Science Interviews

Interview

Sat, 7th Oct 2006

Cancer Research

Dr Kat Arney, reporting from the National Cancer Research Institute Conference in Birmingham

Part of the show How Cancers Form, Cancer Biology and Future Therapies

Chris - Now we're going to join Kat Arney at the National Cancer Research Institute conference in Birmingham. It's the largest UK annual gathering of researchers who work on cancer around the world. Kat's there at the launch today. We're used to having you here in the studio so it's nice to have you out and about. What's this conference all about?

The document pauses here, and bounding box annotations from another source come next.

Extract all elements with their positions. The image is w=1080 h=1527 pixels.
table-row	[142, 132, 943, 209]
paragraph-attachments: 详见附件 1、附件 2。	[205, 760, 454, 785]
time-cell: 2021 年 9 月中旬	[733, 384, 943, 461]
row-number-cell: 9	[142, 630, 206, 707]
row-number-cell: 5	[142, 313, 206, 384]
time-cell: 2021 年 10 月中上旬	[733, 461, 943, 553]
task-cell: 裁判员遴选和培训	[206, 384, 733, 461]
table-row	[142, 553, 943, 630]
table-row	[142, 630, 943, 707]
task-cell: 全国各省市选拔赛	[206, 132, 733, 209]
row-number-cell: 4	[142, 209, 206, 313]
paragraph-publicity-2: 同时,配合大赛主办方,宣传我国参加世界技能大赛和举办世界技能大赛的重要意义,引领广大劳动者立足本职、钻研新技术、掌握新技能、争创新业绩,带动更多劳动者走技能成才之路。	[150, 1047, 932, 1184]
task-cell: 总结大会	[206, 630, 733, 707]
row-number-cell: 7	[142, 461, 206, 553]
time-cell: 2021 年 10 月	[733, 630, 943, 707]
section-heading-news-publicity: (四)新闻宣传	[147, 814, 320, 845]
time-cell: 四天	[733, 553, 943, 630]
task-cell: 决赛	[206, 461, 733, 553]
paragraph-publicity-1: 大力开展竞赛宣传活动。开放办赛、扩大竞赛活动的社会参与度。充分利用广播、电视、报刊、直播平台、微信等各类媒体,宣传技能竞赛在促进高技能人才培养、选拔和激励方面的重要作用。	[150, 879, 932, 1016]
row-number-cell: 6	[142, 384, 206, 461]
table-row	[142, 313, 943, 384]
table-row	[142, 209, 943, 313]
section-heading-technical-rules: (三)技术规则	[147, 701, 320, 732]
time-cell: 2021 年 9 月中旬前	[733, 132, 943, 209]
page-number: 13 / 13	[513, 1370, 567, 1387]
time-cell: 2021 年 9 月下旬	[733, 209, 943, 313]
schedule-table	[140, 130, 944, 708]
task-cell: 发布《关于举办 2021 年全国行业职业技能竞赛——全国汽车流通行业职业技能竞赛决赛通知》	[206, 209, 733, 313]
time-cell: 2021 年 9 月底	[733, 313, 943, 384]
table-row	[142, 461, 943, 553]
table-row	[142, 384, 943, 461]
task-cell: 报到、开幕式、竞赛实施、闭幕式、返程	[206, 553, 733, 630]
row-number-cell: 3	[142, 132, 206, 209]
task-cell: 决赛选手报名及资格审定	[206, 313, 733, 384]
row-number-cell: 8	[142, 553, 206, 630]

Kat - The National Cancer Research Institute is a virtual cancer institute that has brought together all the major funding bodies of cancer research in the UK. First of all we heard from Mike Richards, the UK cancer tsar, and he gave us a really exciting overview of what the conference is going to be about and how we're going to hear from so many different cancer researchers over the week. Already we're heard from Fran Balkwill, who's here in the studio with me, and she was talking about how we seem to be entering a golden age for cancer research. We also heard news from Mike Richards that we're going to see £35 million given this year for the establishment of seventeen new experimental cancer medicine centres here in the UK and that's funded by Cancer Research UK and the Department of Health. Tomorrow we're going to find out where these are going to be. We're currently sitting here in the back of the lecture theatre listening to the clinical trails showcase and we're going to have new results coming out; successes in bowel cancer and also in breast cancer. And finally, just today, scientists have discovered a new gene for breast cancer. This is pretty exciting stuff because new genes don't come along all the time. But this a new gene called BRIP1 and the researchers have found that this increases a woman's chance of getting breast cancer; roughly doubling it. So by the age of seventy your risk of breast cancer is about 1 in 12, and this found that if you have a fault in the gene BRIP1, you go to a risk of about 1 in 6. They found this by studying about 3000 women.

Chris - How can we have missed this for so long, Kat, given that it's implicated in so many tumours?

Kat - It's something that's known as a low penetrance gene. They think that faulty BRIP1 is found in about 30 000 women in the UK, but it doesn't mean that you're necessarily going to get breast cancer. They think that faults in BRIP1 actually contribute to around 100 cases of breast cancer in the UK every year.

Chris - And will this form part of the screening programme or is this something of academic interest but not clinical relevance?

Kat - At the moment it's very much of academic interest, but it could mean that we could potentially help screen women in the future and it will also inform the development of new treatments and it's important to know about this. The other thing that's really interesting is hearing Gerard in the studio. You might like to know that Gerard lectured me when I was an undergraduate.

Chris - It's a small world isn't it Gerard? Well Kat, I first met Gerard because I was interviewing him for something completely different but in a similar field when he was over in California and we got talking to each other a few months ago and said that you're so good at talking about your subject, you have to come to Cambridge.

Gerard - How could I refuse?!

Chris - So he very kindly agreed to come to Cambridge on his way to Germany to talk to us this evening.

Kat - Well it's absolutely fantastic to hear him back in the UK.

Chris - But you've also got some good news about cancer research in general haven't you, Kat?]

Kat - A couple of weeks ago Cancer Research UK released their most recent funding figures and in the past year we've spent more than £250 million on cancer research. That's entirely from donations from the public, so that's absolutely fantastic news. Also, Mike Richards has announced that there'll be new experimental medicine centres, so that'll be for testing new drugs, getting what we know academically about cancers and turning those into treatments to make a difference for cancer patients in the future. We've got Fran Balkwill here, who's hopefully going to tell us more about how we can use this knowledge and make some genuine progress in cancer research.